Sen. Patrick Leahy (D-Vt.), the Judiciary Committee chairman who shepherded last year’s immigration bill alongside Specter, advised President Bush to personally jump into the intense discussions.
“He shouldn’t just send up a Cabinet member,” Leahy said, referring to Commerce Secretary Carlos Gutierrez’s and Homeland Security Secretary Michael Chertoff’s presence in the talks.
The 2008 elections, both presidential and congressional, continued to loom large. Two supporters of last year’s bill now up for reelection, Sens. Pete Domenici (R-N.M.) and Norm Coleman (R-Minn.), declined to address whether they would still support the 2006 measure.
“We need to pass something,” Coleman said, remaining hopeful for a new breakthrough.

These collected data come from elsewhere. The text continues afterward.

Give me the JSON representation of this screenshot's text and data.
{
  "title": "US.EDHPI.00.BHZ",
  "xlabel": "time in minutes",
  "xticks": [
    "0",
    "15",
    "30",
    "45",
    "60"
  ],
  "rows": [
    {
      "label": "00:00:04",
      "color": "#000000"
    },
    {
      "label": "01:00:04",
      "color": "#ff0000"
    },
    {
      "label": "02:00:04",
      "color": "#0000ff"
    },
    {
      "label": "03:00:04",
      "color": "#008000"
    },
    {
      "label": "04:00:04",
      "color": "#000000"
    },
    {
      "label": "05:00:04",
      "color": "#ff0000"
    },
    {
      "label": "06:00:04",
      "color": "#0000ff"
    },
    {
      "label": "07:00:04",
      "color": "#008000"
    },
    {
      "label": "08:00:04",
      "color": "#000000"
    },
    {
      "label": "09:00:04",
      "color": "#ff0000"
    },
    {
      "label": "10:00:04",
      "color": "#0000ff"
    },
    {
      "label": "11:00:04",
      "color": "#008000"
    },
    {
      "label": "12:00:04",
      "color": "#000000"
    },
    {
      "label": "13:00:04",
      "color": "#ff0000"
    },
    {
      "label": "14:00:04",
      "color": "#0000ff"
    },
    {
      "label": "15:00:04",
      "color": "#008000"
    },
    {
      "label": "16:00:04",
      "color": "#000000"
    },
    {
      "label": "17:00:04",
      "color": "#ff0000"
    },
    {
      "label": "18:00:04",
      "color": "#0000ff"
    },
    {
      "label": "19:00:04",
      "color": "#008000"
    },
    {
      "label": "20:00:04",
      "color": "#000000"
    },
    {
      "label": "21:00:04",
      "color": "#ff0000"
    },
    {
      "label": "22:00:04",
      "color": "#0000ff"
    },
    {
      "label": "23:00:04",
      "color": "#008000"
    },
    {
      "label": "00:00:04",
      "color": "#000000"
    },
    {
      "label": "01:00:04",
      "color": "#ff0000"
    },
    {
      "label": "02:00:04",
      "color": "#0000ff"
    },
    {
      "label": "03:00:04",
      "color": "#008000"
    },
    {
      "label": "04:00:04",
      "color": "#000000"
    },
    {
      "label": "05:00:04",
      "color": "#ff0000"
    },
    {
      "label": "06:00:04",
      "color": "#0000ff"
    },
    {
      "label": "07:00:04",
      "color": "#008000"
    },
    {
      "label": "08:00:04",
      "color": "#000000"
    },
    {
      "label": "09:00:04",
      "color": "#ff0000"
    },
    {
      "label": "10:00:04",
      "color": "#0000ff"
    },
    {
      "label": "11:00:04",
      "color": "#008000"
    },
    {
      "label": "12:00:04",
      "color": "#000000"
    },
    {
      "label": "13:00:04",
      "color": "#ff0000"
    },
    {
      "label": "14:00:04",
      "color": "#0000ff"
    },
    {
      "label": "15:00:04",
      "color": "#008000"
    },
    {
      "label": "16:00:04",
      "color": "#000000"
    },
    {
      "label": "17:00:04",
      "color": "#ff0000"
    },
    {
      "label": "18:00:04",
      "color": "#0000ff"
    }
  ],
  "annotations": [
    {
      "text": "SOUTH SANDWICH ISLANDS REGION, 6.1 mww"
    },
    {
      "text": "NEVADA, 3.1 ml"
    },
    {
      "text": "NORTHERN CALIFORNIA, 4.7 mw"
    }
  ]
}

Sen. John Cornyn (R-Texas), who is in the Democratic Senatorial Campaign Committee’s (DSCC) crosshairs for his reelection bid and one of the immigration negotiators, said the talks could yield a bill this week if senators recommitted themselves and moved away from political positioning. On that point, the GOP conference vice chairman offered Reid some advice.
“He ought to quit listening to Senator [Charles] Schumer (D-N.Y.) and the [DSCC] and start listening to Senator Kennedy and people who are really interested in fixing the problem,” Cornyn said.
But Cornyn played down talk of a Republican filibuster on the “placeholder” appearance of last year’s immigration bill.
“I haven’t spent the last two months in meetings … [only] to block it,” Cornyn said.